The classic examples are for used-cars and insurance. Suppose I offer a fixed offer price at which I will buy all used cars put on the market. Due to adverse selection, I will only find sellers who think their cars are worth less than my offer -- the "lemons.". If gains from trade are not great enough, then the average value of the cars I buy could be less than my offer. To at least break even, I would have to lower my offer price, but that will mean that more of the better cars drop out of the market, leaving me with even worse of a pool...In the worst cases, markets can cease to exist under these conditions.

The way I put the example should make clear the connection to the original financing of mortgages, the problems in lending to banks who have lots of mortgages on their books, and especially, the problem that the government will have in buying mortgage backed securities.

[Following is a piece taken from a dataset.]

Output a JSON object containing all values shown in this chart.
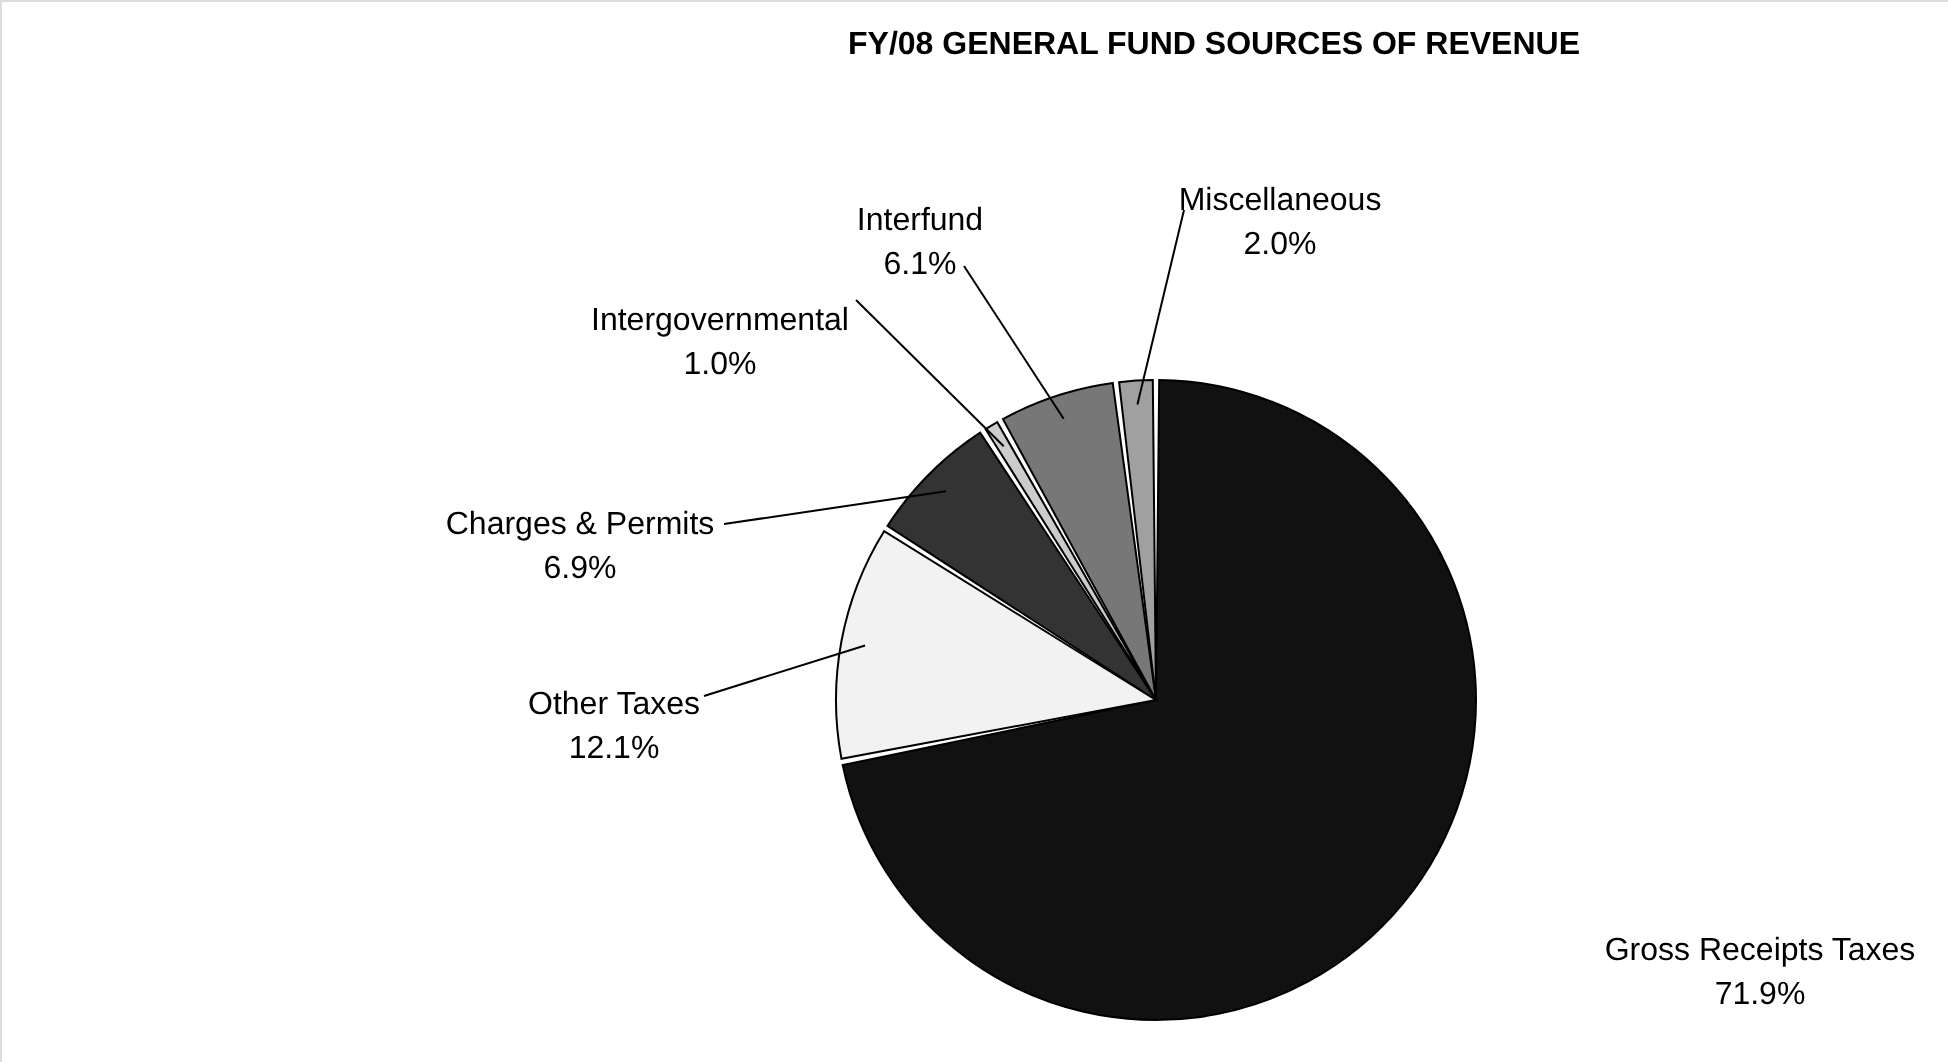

If the government offers to buy all AAA rated mortgage backed securities, to take an example, who will participate in that market? If the government sets a fixed price, the adverse selection will be severe. If they do a "reverse auction," there will still be a problem: The institutions offering their securities at the lowest price will be the ones who win the auction, and their securities will be the worst of the lemons. The good ones will stay out -- classic lemons market (for those not familiar with the "lemons" terminology, a lemon refers to a low quality item like a bad used car).

Auctions do not necessarily perform well when information is very poor, and that is the case we are in.

All this said, the lesson from adverse selection is that there are tremendous gains to trade that are going unexploited. If some entity (the government, for eg.) can solve the lemons problem, mutually beneficial exchange can explode, and the entity solving the problem can take a spread from each trade and make a mint. This would be the best case scenario for the government's plan -- in which case the cost of the plan will not be $700 billion but will be negative.

The classic way to solve lemons/adverse selection problems is pooling. You cannot let individuals decide whether to enter the market or not. Pooling works great for insurance, as in employer-based pools for health insurance. I suspect it will be critical for the government's plan to have some kind of forced pooling.